Three students, assigned to adjacent chairs by an alphabetical seating chart, chatted incessantly at the start of a new semester. When numerous polite warnings proved futile, I announced in class that we would be switching the trio to new seats. Two from the group were contrite when we spoke after class, but agitated “Larry” asserted loudly and repeatedly that I was “unprofessional” and had embarrassed him in front of friends. (He was unmoved by my response that he had embarrassed me by ignoring my requests.) After venting for several minutes, he left but returned next session and remained grudgingly cooperative for the rest of the course. Fast-forward four years: quiet and diligent “Lenny,” Larry's lookalike sibling, was on my roster. Later, at a homecoming event, Larry spotted me; he shouted my name and bounded over with his hand extended as though we were long-lost pals. He talked about his job and a recent promotion. I mentioned that his younger brother had been in my class.
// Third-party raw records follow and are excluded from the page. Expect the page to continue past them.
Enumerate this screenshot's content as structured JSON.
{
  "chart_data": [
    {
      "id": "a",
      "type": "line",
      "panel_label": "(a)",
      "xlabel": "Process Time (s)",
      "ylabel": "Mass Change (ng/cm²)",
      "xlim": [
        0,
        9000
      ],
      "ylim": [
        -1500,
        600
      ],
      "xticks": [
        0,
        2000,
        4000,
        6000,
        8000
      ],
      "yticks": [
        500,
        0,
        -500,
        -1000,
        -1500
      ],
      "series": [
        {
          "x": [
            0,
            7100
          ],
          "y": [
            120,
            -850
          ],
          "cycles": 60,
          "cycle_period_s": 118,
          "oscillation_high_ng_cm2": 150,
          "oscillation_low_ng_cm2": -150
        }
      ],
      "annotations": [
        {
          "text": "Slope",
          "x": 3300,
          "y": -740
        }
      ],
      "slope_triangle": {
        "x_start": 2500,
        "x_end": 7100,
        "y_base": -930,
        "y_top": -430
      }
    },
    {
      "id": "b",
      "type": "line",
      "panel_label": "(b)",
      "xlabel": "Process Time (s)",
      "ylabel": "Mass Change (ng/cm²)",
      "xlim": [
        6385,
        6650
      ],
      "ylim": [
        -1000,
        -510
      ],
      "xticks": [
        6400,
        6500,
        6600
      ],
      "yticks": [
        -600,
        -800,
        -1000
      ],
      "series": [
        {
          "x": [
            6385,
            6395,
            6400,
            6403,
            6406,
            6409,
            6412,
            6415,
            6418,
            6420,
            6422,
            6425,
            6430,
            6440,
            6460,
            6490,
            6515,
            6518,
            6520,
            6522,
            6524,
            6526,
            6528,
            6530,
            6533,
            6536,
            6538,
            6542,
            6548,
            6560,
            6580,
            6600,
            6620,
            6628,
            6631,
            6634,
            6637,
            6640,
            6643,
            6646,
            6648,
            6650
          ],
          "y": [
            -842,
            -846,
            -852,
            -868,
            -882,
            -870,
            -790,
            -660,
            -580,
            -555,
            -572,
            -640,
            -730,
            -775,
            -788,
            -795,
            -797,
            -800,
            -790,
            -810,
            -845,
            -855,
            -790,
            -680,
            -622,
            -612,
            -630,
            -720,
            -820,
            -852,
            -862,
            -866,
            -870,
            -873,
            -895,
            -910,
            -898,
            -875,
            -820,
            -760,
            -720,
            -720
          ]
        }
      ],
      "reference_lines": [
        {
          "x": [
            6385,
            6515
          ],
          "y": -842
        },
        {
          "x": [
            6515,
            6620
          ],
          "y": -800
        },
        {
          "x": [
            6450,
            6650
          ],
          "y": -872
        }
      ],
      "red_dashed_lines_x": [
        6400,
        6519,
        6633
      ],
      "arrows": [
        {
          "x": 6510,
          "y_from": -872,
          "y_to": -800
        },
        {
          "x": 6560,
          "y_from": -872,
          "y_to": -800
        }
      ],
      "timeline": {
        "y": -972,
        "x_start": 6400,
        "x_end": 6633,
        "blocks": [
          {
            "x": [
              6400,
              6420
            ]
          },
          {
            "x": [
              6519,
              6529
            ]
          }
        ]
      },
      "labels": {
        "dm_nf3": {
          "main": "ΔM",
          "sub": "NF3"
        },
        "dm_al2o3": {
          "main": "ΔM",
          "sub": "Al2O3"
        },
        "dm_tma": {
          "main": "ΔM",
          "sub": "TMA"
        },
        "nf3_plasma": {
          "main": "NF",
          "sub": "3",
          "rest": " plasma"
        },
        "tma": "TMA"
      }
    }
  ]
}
Larry explained, “Yeah, I told him to take your section; you don't put up with crap from people who are there to play around.”

Intellectually capable “Matt” did not cause problems directly, but he seldom attended and was inattentive when present, content to waste opportunities and slide by with middling grades. Seeing him in the hallway, I would comment on his indifference. When he stopped by the office just before finals week, I thought he hoped to ask questions about what he'd missed. However, instead he was there to tell me “I really like how you handle the class.” Suspecting it was a snow job to curry favor, I suggested he had no clue what I did because he was rarely in class. But he continued that, as an education major, he took notice of instructors' techniques. “Next year I'll have high school students, and I'll speak up like you do when they don't give their best effort. They need to hear that you want everyone to learn.”

Finally, “Kerri” attended infrequently, submitted no homework, flunked tests, and ended the term with an F. When she enrolled next semester, I assumed that she had seen the light and would be responsible in her second attempt. But she skipped classes and badly failed the first exam. So I emailed: “Why are you treating my course like a joke again?” She meekly answered, “How do you even know who I am?” I wrote that I remembered talking with her the prior semester and was wondering why she was jeopardizing her degree with the same foolish approach. She replied, “I am sitting here crying. I did not realize that a teacher in a class that big would care about one person.” Kerri changed into an exemplary student, with perfect attendance and solid Bwork from that point on. She has stayed in touch with me since graduating.

Even students who seem to disregard our directives can appreciate their intent. Indeed the evaders typically mean no grave harm, often just needing guidance and encouragement. And while calling out a violator never is pleasant, it is necessary to bite visibly, at times, if our barks are to be heeded. Sustaining an environment conducive to learning is an obligation we owe to committed learners. Some strict rules designed to address specific concerns, applied impartially and consistently, can reward students' more productive inclinations and help us convey what experience tell us is required for academic success.